Today, Nada needs constant help to walk and suffers from persistent dizziness and loss of balance. Your vision in the healthy eye is also affected.
“My sisters even help me go to the bathroom. I can't walk alone,” Nada tells Al Jazeera in a low voice.

Nada has an official medical referral and urgently needs to travel to undergo reconstructive surgery and implantation of an ocular prosthesis. But their ability to receive treatments remains uncertain pending the reopening of Rafah, as is the case for other patients and injured people.
“Since I've been in the hospital, I hear every week: next week the crossing will open. Honestly, I feel like they're lying. I'm not optimistic,” says Nada.
His father told Al Jazeera that the continued wait for the Rafah crossing to reopen was “disappointing”.
“Unfortunately, we didn't understand anything. All the reports came from Israeli sources, and it seemed that Rafah seemed like a gate for prisoners, not for travel,” he says.
“Our situation is difficult and it is clear that we face a long wait to guarantee my daughter's right to receive treatment.”
Pilot reopening
Sunday was the first pilot day of reopening in Rafah, amid ambiguity and lack of clarity over the mechanism, particularly regarding the number of patients and injured who would be allowed to travel.

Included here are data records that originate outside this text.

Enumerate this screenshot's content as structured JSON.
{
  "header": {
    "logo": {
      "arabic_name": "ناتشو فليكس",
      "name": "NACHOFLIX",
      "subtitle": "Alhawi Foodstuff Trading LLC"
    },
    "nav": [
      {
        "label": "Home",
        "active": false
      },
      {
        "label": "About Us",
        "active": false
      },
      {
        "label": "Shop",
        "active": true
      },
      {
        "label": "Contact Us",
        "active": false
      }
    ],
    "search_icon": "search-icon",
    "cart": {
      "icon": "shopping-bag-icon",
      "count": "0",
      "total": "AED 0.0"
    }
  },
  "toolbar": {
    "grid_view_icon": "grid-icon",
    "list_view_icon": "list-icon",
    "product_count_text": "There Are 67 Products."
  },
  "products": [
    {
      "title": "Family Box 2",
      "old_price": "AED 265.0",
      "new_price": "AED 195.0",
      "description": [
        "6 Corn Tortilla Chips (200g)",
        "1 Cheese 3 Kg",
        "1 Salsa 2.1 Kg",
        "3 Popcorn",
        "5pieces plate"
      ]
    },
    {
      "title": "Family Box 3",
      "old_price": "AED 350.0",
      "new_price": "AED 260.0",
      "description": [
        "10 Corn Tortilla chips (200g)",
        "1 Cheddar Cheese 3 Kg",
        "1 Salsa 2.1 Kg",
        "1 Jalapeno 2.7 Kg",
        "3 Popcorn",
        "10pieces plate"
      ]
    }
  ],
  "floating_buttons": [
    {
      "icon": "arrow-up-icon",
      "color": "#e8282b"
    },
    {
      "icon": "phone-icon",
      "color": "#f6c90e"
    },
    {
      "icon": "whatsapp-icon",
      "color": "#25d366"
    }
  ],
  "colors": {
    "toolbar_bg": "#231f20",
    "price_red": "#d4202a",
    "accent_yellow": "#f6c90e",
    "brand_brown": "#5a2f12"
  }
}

According to the Gaza Ministry of Health, thousands of patients and wounded require urgent medical transfers out of the Strip, amid the collapse of the health system and lack of resources.
The World Health Organization has repeatedly confirmed that Gaza's health system is “on the verge of collapse” and that travel delays in critical cases threaten their lives.
Meanwhile, Israel has said it will only allow those whose names it has approved in advance to cross, without any clear announcement about daily numbers or approved criteria, leaving patients' families in constant anticipation and frustration.
For Nada's family, this “experimental opening” means little so far.
“We can't make plans to stay or leave,” says his father. “The decision is not in our hands. One lives in a whirlwind, without being able to decide what happens. Not even the Ministry of Health has revealed anything.”
'Devastating' fight to access treatment
Raed Hamad, a 52-year-old father of four, is also desperate to leave Gaza to seek treatments and medicines that are not available in the war-torn territory.
Hamad was receiving treatment for kidney cancer a year before the war began. He underwent kidney removal after the tumor was detected to prevent its spread. But the outbreak of war in October 2023 halted his treatment protocol, significantly affecting his health.
Hamad lives in the remains of his destroyed home in Khan Younis, amid the devastation left by the war, in deteriorating humanitarian conditions.
She describes her current struggle to access treatment during the war, along with other cancer patients she meets in the hospital's oncology department, as “devastating.”
“The war has made it almost impossible to obtain medicines and medical supplies. Known cancer treatments and treatment protocols are not available,” he says.
“The food, its nature and the harsh crises we have endured during the war, all of this has greatly affected my health.”
Raed's weight dropped from 92 kg (203 lb) to 65 kg (143 lb) due to complications from the disease, lack of treatment, and malnutrition.
“I continue my treatment whenever I can on my own,” he says. “Every time I go to the hospital, I cannot find my treatment and I see that the capacities in Gaza are extremely limited. My immunity is low and every day I face new difficulties.
“I need to complete my protocol, undergo nuclear scans and obtain some essential medications to continue my treatment.”